A character attempts to open a lock with a set of lock picks

Most people don’t know how to use lock picks, but a character making the attempt could be lucky. The GM might call for a roll. Assuming the character does not have a profession related to the task, the GM imposes a bane if the lock is ordinary or just rule the task impossible if the lock is superior. A character with a burglar profession or something similar would just succeed on the task—again, because the character knows how to pick locks—if he or she is not under pressure. The character may have to make an action roll to unlock a complex lock or simpler lock if the attempt is made in a tough circumstance.
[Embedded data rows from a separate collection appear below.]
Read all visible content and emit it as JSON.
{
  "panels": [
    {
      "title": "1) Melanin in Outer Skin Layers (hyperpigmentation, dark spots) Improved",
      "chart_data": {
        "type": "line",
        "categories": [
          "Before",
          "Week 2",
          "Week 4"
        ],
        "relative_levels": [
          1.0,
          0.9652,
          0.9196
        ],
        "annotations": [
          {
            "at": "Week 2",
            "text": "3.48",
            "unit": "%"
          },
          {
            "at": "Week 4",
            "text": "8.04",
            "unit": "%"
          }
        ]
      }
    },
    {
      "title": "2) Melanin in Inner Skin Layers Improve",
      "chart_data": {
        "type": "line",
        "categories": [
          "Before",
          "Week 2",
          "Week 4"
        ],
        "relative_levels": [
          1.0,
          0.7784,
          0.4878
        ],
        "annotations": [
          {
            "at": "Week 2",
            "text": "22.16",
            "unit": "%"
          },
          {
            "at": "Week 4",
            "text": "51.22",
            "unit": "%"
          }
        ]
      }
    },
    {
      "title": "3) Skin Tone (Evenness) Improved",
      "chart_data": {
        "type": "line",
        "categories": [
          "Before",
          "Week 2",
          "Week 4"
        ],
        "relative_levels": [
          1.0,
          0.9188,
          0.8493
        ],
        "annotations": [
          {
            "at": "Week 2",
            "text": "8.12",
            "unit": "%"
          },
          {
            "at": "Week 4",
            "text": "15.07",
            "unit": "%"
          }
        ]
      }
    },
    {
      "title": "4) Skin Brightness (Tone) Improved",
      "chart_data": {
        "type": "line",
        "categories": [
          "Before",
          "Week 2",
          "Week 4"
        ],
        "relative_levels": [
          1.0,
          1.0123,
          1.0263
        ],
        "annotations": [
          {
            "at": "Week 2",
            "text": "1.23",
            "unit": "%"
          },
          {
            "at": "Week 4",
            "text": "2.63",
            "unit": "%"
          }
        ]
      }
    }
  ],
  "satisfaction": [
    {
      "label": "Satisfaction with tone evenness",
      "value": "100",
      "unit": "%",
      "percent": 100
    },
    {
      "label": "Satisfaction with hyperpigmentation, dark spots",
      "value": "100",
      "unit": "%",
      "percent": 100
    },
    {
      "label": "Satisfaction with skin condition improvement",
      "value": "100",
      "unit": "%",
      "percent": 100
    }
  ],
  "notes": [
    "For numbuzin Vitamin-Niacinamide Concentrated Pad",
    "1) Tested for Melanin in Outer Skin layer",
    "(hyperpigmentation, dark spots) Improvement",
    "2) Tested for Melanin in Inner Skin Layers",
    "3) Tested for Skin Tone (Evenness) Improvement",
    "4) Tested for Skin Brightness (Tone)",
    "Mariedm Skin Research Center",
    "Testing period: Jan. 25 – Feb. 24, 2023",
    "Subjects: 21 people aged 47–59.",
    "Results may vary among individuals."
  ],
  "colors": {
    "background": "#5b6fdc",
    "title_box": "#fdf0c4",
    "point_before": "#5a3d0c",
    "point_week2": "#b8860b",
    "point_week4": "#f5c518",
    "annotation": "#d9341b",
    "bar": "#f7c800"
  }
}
A character attempts to kick in a door

A strong character ought to be able to kick in the door. Yes, yes, it’s funny the first time a strong character fails to knock open a door thanks to a crappy roll and a scrawny character comes in behind the first character and succeeds on the roll. But after a couple of times, it gets a bit weird. Rather than even dealing with that situation, the GM should rule that the strong character kicks down the blasted door and keep the story going. If the door is secured, then the GM could call for a Strength roll and impose one or more banes depending on how the door has been secured.

Final Thoughts

You roll dice when you don’t know what happens next. Common sense prevails in Shadow of the Demon Lord. If it makes sense that something should happen, then let it. If it doesn’t, don’t let. If it could happen, but you’re not sure, let the dice decide.